Zero-Shot Pseudo Labels Generation Using SAM and CLIP for Semi-Supervised Semantic Segmentation

Authors:Nagito Saito, Shintaro Ito, Koichi Ito, Takafumi Aoki

Semantic segmentation is a fundamental task in medical image analysis and autonomous driving and has a problem with the high cost of annotating the labels required in training. To address this problem, semantic segmentation methods based on semi-supervised learning with a small number of labeled data have been proposed. For example, one approach is to train a semantic segmentation model using images with annotated labels and pseudo labels. In this approach, the accuracy of the semantic segmentation model depends on the quality of the pseudo labels, and the quality of the pseudo labels depends on the performance of the model to be trained and the amount of data with annotated labels. In this paper, we generate pseudo labels using zero-shot annotation with the Segment Anything Model (SAM) and Contrastive Language-Image Pretraining (CLIP), improve the accuracy of the pseudo labels using the Unified Dual-Stream Perturbations Approach (UniMatch), and use them as enhanced labels to train a semantic segmentation model. The effectiveness of the proposed method is demonstrated through the experiments using the public datasets: PASCAL and MS COCO.

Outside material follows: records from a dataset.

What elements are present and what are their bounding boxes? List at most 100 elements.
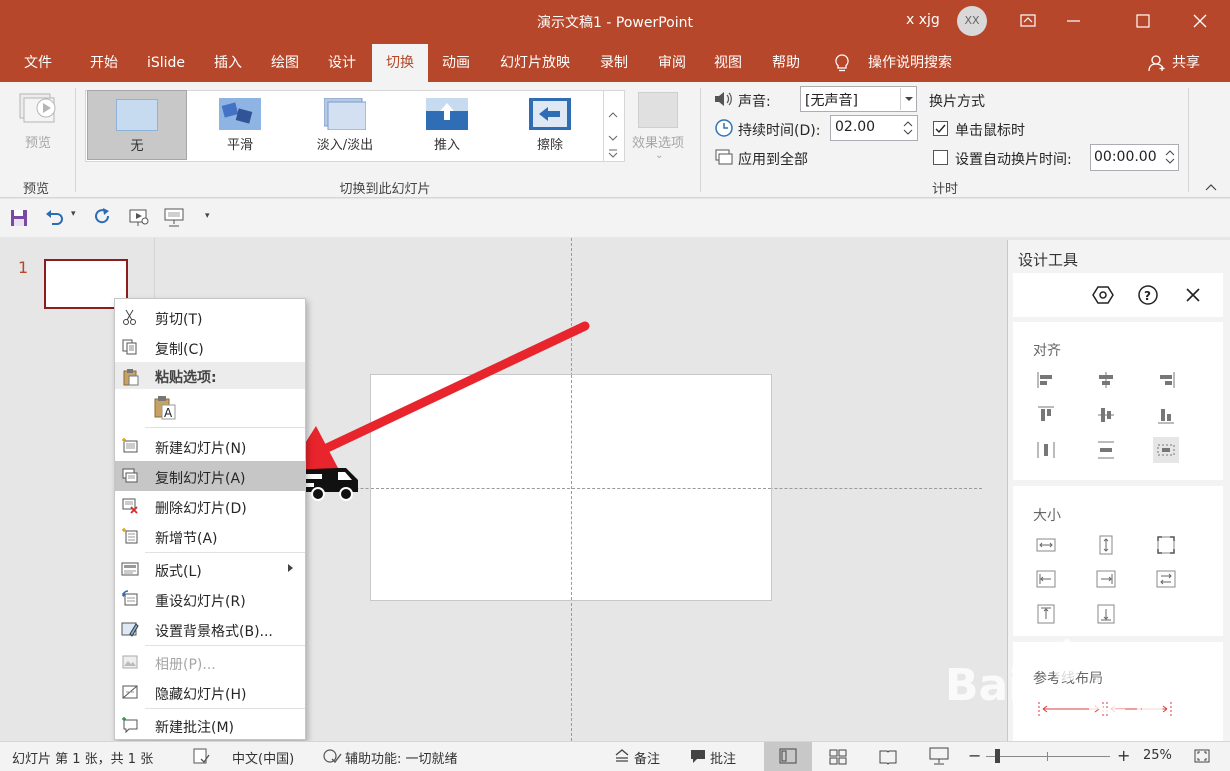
transition-wipe[interactable]: 擦除 <box>500 90 600 160</box>
align-to-slide-icon[interactable] <box>1153 437 1179 463</box>
menu-item-duplicate-slide[interactable]: 复制幻灯片(A) <box>115 461 305 491</box>
menu-item-delete-slide[interactable]: 删除幻灯片(D) <box>115 491 305 521</box>
redo-icon[interactable] <box>93 208 113 228</box>
tab-review[interactable]: 审阅 <box>648 44 696 82</box>
maximize-icon[interactable] <box>1125 4 1161 38</box>
minimize-icon[interactable] <box>1056 4 1092 38</box>
same-width-icon[interactable] <box>1035 534 1057 556</box>
comments-button[interactable]: 批注 <box>710 748 736 767</box>
fit-to-window-icon[interactable] <box>1193 747 1211 765</box>
distribute-horizontal-icon[interactable] <box>1035 439 1057 461</box>
share-button[interactable]: 共享 <box>1166 44 1206 82</box>
menu-item-photo-album[interactable]: 相册(P)... <box>115 647 305 677</box>
tab-help[interactable]: 帮助 <box>760 44 812 82</box>
distribute-vertical-icon[interactable] <box>1095 439 1117 461</box>
menu-item-add-section[interactable]: 新增节(A) <box>115 521 305 551</box>
transition-morph[interactable]: 平滑 <box>190 90 290 160</box>
layout-icon <box>121 562 139 576</box>
normal-view-icon[interactable] <box>764 742 812 771</box>
duration-spinner-icon[interactable] <box>900 117 916 139</box>
zoom-out-button[interactable]: − <box>968 746 981 765</box>
transition-none[interactable]: 无 <box>87 90 187 160</box>
menu-item-cut[interactable]: 剪切(T) <box>115 302 305 332</box>
spellcheck-icon[interactable] <box>192 747 210 765</box>
svg-text:A: A <box>164 406 173 420</box>
customize-qat-icon[interactable]: ▾ <box>205 211 210 221</box>
zoom-level[interactable]: 25% <box>1143 748 1172 763</box>
sound-dropdown-icon[interactable] <box>900 88 916 110</box>
swap-size-icon[interactable] <box>1155 568 1177 590</box>
reading-view-icon[interactable] <box>879 748 897 766</box>
undo-icon[interactable] <box>44 209 66 227</box>
menu-item-hide-slide[interactable]: 隐藏幻灯片(H) <box>115 677 305 707</box>
transition-wipe-thumb <box>529 98 571 130</box>
auto-advance-spinner-icon[interactable] <box>1162 146 1178 168</box>
close-pane-icon[interactable] <box>1184 286 1202 304</box>
transition-push[interactable]: 推入 <box>397 90 497 160</box>
slideshow-view-icon[interactable] <box>929 747 949 765</box>
tab-file[interactable]: 文件 <box>14 44 62 82</box>
tab-transitions[interactable]: 切换 <box>372 44 428 82</box>
notes-button[interactable]: 备注 <box>634 748 660 767</box>
tab-slideshow[interactable]: 幻灯片放映 <box>490 44 580 82</box>
transition-fade[interactable]: 淡入/淡出 <box>295 90 395 160</box>
close-icon[interactable] <box>1182 4 1218 38</box>
extend-bottom-icon[interactable] <box>1095 603 1117 625</box>
menu-item-label: 隐藏幻灯片(H) <box>155 687 247 703</box>
same-height-icon[interactable] <box>1095 534 1117 556</box>
align-top-icon[interactable] <box>1035 404 1057 426</box>
gallery-scroll[interactable] <box>603 90 621 162</box>
accessibility-status[interactable]: 辅助功能: 一切就绪 <box>345 748 458 767</box>
auto-advance-checkbox[interactable] <box>933 150 948 165</box>
on-click-checkbox[interactable] <box>933 121 948 136</box>
user-name[interactable]: x xjg <box>906 12 940 28</box>
align-right-icon[interactable] <box>1155 369 1177 391</box>
extend-left-icon[interactable] <box>1035 568 1057 590</box>
ribbon-divider <box>75 88 76 192</box>
extend-right-icon[interactable] <box>1095 568 1117 590</box>
menu-item-format-background[interactable]: 设置背景格式(B)... <box>115 614 305 644</box>
undo-dropdown-icon[interactable]: ▾ <box>71 209 76 219</box>
paste-keep-text-only-icon[interactable]: A <box>153 395 177 421</box>
settings-hexagon-icon[interactable] <box>1092 284 1114 306</box>
tab-record[interactable]: 录制 <box>590 44 638 82</box>
zoom-slider-track[interactable] <box>986 756 1110 757</box>
tab-islide[interactable]: iSlide <box>138 44 194 82</box>
align-middle-icon[interactable] <box>1095 404 1117 426</box>
menu-item-copy[interactable]: 复制(C) <box>115 332 305 362</box>
menu-item-label: 复制幻灯片(A) <box>155 471 246 487</box>
tab-animations[interactable]: 动画 <box>432 44 480 82</box>
start-slideshow-icon[interactable] <box>128 208 150 228</box>
tab-view[interactable]: 视图 <box>704 44 752 82</box>
menu-item-label: 剪切(T) <box>155 312 203 328</box>
slide-sorter-icon[interactable] <box>829 748 847 766</box>
help-icon[interactable]: ? <box>1137 284 1159 306</box>
effect-options-button[interactable]: 效果选项 <box>625 132 691 151</box>
preview-button[interactable]: 预览 <box>10 132 66 151</box>
tab-insert[interactable]: 插入 <box>204 44 252 82</box>
align-center-icon[interactable] <box>1095 369 1117 391</box>
zoom-in-button[interactable]: + <box>1117 746 1130 765</box>
tell-me-search[interactable]: 操作说明搜索 <box>860 44 960 82</box>
menu-item-label: 粘贴选项: <box>155 370 217 386</box>
align-bottom-icon[interactable] <box>1155 404 1177 426</box>
save-icon[interactable] <box>10 209 28 227</box>
tab-home[interactable]: 开始 <box>78 44 130 82</box>
collapse-ribbon-icon[interactable] <box>1203 180 1219 194</box>
align-left-icon[interactable] <box>1035 369 1057 391</box>
extend-top-icon[interactable] <box>1035 603 1057 625</box>
zoom-slider-thumb[interactable] <box>995 749 1000 763</box>
apply-to-all-button[interactable]: 应用到全部 <box>738 149 808 169</box>
ribbon-divider <box>700 88 701 192</box>
present-icon[interactable] <box>163 208 185 228</box>
language-status[interactable]: 中文(中国) <box>232 748 294 767</box>
tab-design[interactable]: 设计 <box>318 44 366 82</box>
menu-item-new-slide[interactable]: 新建幻灯片(N) <box>115 431 305 461</box>
avatar[interactable]: XX <box>957 6 987 36</box>
menu-item-layout[interactable]: 版式(L) <box>115 554 305 584</box>
tab-draw[interactable]: 绘图 <box>260 44 310 82</box>
menu-item-new-comment[interactable]: 新建批注(M) <box>115 710 305 740</box>
menu-item-reset-slide[interactable]: 重设幻灯片(R) <box>115 584 305 614</box>
same-size-icon[interactable] <box>1155 534 1177 556</box>
ribbon-display-options-icon[interactable] <box>1010 4 1046 38</box>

语义分割是医学图像分析和自动驾驶中的一项基本任务，存在训练时标注标签成本高昂的问题。为了解决这一问题，已经提出了基于半监督学习的小量标注数据的语义分割方法。例如，一种方法是使用带有标注标签和伪标签的图像来训练语义分割模型。在此方法中，语义分割模型的准确性取决于伪标签的质量，而伪标签的质量又取决于待训练模型的性能以及带有标注标签的数据量。在本文中，我们使用零样本标注、借助Segment Anything Model（SAM）和Contrastive Language-Image Pretraining（CLIP）来生成伪标签，采用Unified Dual-Stream Perturbations Approach（UniMatch）提高伪标签的准确性，然后将其作为增强标签来训练语义分割模型。通过PASCAL和MS COCO公开数据集的实验，验证了所提方法的有效性。

论文及项目相关链接

PDF Accepted to ICIP 2025

Summary：

针对医疗图像分析和自动驾驶中的语义分割任务中标注成本高昂的问题，提出了基于半监督学习的语义分割方法。本文通过使用Segment Anything Model（SAM）和Contrastive Language-Image Pretraining（CLIP）生成零样本标注的伪标签，并采用Unified Dual-Stream Perturbations Approach（UniMatch）提高伪标签质量，将其作为增强标签训练语义分割模型。在PASCAL和MS COCO公开数据集上的实验验证了该方法的有效性。

Key Takeaways:

语义分割是医疗图像分析和自动驾驶中的基础任务，但标注成本高昂是其主要问题。
提出了基于半监督学习的语义分割方法，使用少量标注数据和伪标签进行训练。
伪标签的质量取决于待训练模型的表现和标注数据的数量。
利用Segment Anything Model（SAM）和Contrastive Language-Image Pretraining（CLIP）生成伪标签。
采用Unified Dual-Stream Perturbations Approach（UniMatch）提高伪标签的准确性。
将这些增强标签用于训练语义分割模型，提高模型精度。

Cool Papers

点此查看论文截图

IGL-DT: Iterative Global-Local Feature Learning with Dual-Teacher Semantic Segmentation Framework under Limited Annotation Scheme

Authors:Dinh Dai Quan Tran, Hoang-Thien Nguyen, Thanh-Huy Nguyen, Gia-Van To, Tien-Huy Nguyen, Quan Nguyen

Semi-Supervised Semantic Segmentation (SSSS) aims to improve segmentation accuracy by leveraging a small set of labeled images alongside a larger pool of unlabeled data. Recent advances primarily focus on pseudo-labeling, consistency regularization, and co-training strategies. However, existing methods struggle to balance global semantic representation with fine-grained local feature extraction. To address this challenge, we propose a novel tri-branch semi-supervised segmentation framework incorporating a dual-teacher strategy, named IGL-DT. Our approach employs SwinUnet for high-level semantic guidance through Global Context Learning and ResUnet for detailed feature refinement via Local Regional Learning. Additionally, a Discrepancy Learning mechanism mitigates over-reliance on a single teacher, promoting adaptive feature learning. Extensive experiments on benchmark datasets demonstrate that our method outperforms state-of-the-art approaches, achieving superior segmentation performance across various data regimes.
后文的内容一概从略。